Should I harden my Ubuntu 64 bit further?

**Magnetizer** · January 11th, 2013

In addition to NoScript and Ghostery you can make use of a restrictive hostsfile.

I wrote a script to automatically set up a hostsfile consisting of several well-known blacklists (like www.someonewhocares.org)

You can add more blacklists to the script if you like, or blacklist, whitelist some hosts yourself. Sometimes it is too restrictive, so you will need to whitelist some hosts (e.g. dropbox.com)

At this moment I block around 300.000 hosts and the script works fine.
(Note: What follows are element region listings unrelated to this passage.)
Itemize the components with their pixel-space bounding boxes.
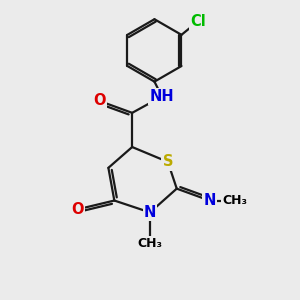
- Text: CH₃: CH₃: [222, 194, 247, 207]
- Text: N: N: [144, 205, 156, 220]
- Text: Cl: Cl: [190, 14, 206, 29]
- Text: S: S: [163, 154, 173, 169]
- Text: NH: NH: [150, 89, 174, 104]
- Text: O: O: [93, 94, 106, 109]
- Text: O: O: [71, 202, 83, 217]
- Text: N: N: [203, 193, 216, 208]
- Text: CH₃: CH₃: [137, 237, 163, 250]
I get an update nearly every day.

If you want to make use of the script, it is in this thread:

http://ubuntuforums.org/showthread.php?t=2048812

**Toriku** · January 11th, 2013

thats cool, I'm trying to bolster security on an Ubuntu server atm, one program I implemented the other day was called "deny hosts" http://denyhosts.sourceforge.net/.

It allows you to keep the port for ssh open, but filter out brute force attacks; if you use ssh to access your computer remotely it could be very useful to you, but if you don't then its probably not much use...

I want to get my Ubuntu server (which among other things) provides DNS to a network of computers, and I want to use host file style protection from undesirable websites much like your script; however I'm trying to get all the computers on this network to use the same hosts file to make it easier to control (the computers on the network include Windows, Mac and Linux machines)

**CharlesA** · January 11th, 2013

Originally Posted by Toriku

I want to get my Ubuntu server (which among other things) provides DNS to a network of computers, and I want to use host file style protection from undesirable websites much like your script; however I'm trying to get all the computers on this network to use the same hosts file to make it easier to control (the computers on the network include Windows, Mac and Linux machines)

You wouldn't need to mess with hosts files if you are handling DNS. You could write a script to put DNS entires for anything on the blacklight, or you could just forward external DNS requests to something like OpenDNS, which has filtering capabilities.

**Toriku** · January 11th, 2013

Originally Posted by CharlesA

You wouldn't need to mess with hosts files if you are handling DNS. You could write a script to put DNS entires for anything on the blacklight, or you could just forward external DNS requests to something like OpenDNS, which has filtering capabilities.

wouldn't I have to make a domain zone for each entry?